If I initially try the whitelist approach:
// Should be equivalent to sbt> package
import ProguardPlugin._
lazy val proguard = proguardSettings ++ Seq(
proguardLibraryJars := Nil,
proguardOptions := Seq(
"-keepattributes *Annotation*,EnclosingMethod",
"-dontskipnonpubliclibraryclassmembers",
"-dontoptimize",
"-dontshrink",
"-keep class com.snowplowanalytics.snowplow.hadoop.hive.SnowPlowEventDeserializer",
"-keep class com.snowplowanalytics.snowplow.hadoop.hive.SnowPlowEventStruct"
)
)
Then I get a Hadoop processing error, so clearly Proguard is still trying to bundle Hadoop:
proguard: java.lang.IllegalArgumentException: Can't find common super class of [[Lorg/apache/hadoop/fs/FileStatus;] and [[Lorg/apache/hadoop/fs/s3/Block;]
Meanwhile if I try Proguard's filtering syntax to build up the blacklist of libraries I don't want to include:
import ProguardPlugin._
lazy val proguard = proguardSettings ++ Seq(
proguardLibraryJars := Nil,
proguardOptions := Seq(
"-keepattributes *Annotation*,EnclosingMethod",
"-dontskipnonpubliclibraryclassmembers",
"-dontoptimize",
"-dontshrink",
"-injars !*hadoop*.jar"
)
)
Then this doesn't seem to work either:
proguard: java.io.IOException: Can't read [/home/dev/snowplow-log-deserializers/!*hadoop*.jar] (No such file or directory)
Any help greatly appreciated!
The whitelist is the proper approach: ProGuard should get a complete context, so it can properly shake out classes, fields, and methods that are not needed.
The error "Can't find common super class" suggests that some library is still missing from the input. ProGuard probably warned about it, but the configuration appears to contain the option -ignorewarnings or -dontwarn (which should be avoided). You should add the library with -injars or -libraryjars.
If ProGuard then includes some classes that you weren't expecting in the output, you can get an explanation with "-whyareyoukeeping class somepackage.SomeUnexpectedClass".
Starting from a working configuration, you can still try to filter out classes or entire jars from the input. Filters are added to items in a class path though, not on their own, e.g. "-injars some.jar(!somepackage/**.class)" -- cfr. the manual. This can be useful if the input contains test classes that drag in other unwanted classes.
In the end, I couldn't get past duplicate class errors using Proguard, let alone how to figure out how to filter out the relevant jars, so finally switched to a much cleaner sbt-assembly approach:
-1. Added the sbt-assembly plugin to my project as per the README
-2. Updated the appropriate project dependencies with a "provided" flag to stop them being added into my fat jar:
val hadoop = "org.apache.hadoop" % "hadoop-core" % V.hadoop % "provided"
val hive = "org.apache.hive" % "hive-common" % V.hive % "provided"
val serde = "org.apache.hive" % "hive-serde" % V.hive % "provided"
val httpClient = "org.apache.httpcomponents" % "httpclient" % V.http
val httpCore = "org.apache.httpcomponents" % "httpcore" % V.http
val logging = "commons-logging" % "commons-logging" % V.logging % "provided"
val specs2 = "org.specs2" %% "specs2" % V.specs2 % "test"

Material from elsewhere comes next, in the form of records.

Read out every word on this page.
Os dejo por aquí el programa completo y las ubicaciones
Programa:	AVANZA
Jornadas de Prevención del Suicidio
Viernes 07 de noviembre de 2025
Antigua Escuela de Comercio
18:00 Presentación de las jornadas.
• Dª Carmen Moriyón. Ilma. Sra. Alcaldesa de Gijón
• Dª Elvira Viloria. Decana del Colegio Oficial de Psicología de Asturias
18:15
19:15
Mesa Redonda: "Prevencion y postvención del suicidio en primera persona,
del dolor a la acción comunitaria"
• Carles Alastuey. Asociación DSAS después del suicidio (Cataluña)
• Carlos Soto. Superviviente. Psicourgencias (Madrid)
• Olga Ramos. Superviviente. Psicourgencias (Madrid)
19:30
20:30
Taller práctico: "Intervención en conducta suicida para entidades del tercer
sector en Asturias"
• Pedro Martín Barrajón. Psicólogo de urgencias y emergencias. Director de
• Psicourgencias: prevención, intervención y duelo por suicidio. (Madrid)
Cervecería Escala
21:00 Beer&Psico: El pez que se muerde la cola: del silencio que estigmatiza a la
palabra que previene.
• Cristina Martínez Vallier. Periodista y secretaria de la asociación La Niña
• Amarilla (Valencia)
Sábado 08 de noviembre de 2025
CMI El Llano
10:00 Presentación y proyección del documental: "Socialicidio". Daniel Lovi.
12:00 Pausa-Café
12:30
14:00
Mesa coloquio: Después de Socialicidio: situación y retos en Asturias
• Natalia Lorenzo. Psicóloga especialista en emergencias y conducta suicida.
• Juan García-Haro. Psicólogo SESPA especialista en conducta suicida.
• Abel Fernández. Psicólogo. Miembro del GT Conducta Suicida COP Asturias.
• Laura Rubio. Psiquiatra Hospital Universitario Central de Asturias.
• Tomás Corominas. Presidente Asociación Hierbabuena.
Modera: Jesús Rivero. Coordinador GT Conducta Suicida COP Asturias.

-3. Added an sbt-assembly configuration like so:
import sbtassembly.Plugin._
import AssemblyKeys._
lazy val sbtAssemblySettings = assemblySettings ++ Seq(
assembleArtifact in packageScala := false,
jarName in assembly <<= (name, version) { (name, version) => name + "-" + version + ".jar" },
mergeStrategy in assembly <<= (mergeStrategy in assembly) {
(old) => {
case "META-INF/NOTICE.txt" => MergeStrategy.discard
case "META-INF/LICENSE.txt" => MergeStrategy.discard
case x => old(x)
}
}
)
Then typing assembly produced a "fat jar" with just the packages I needed in it, including the unmanaged dependency and excluding Hadoop/Hive etc.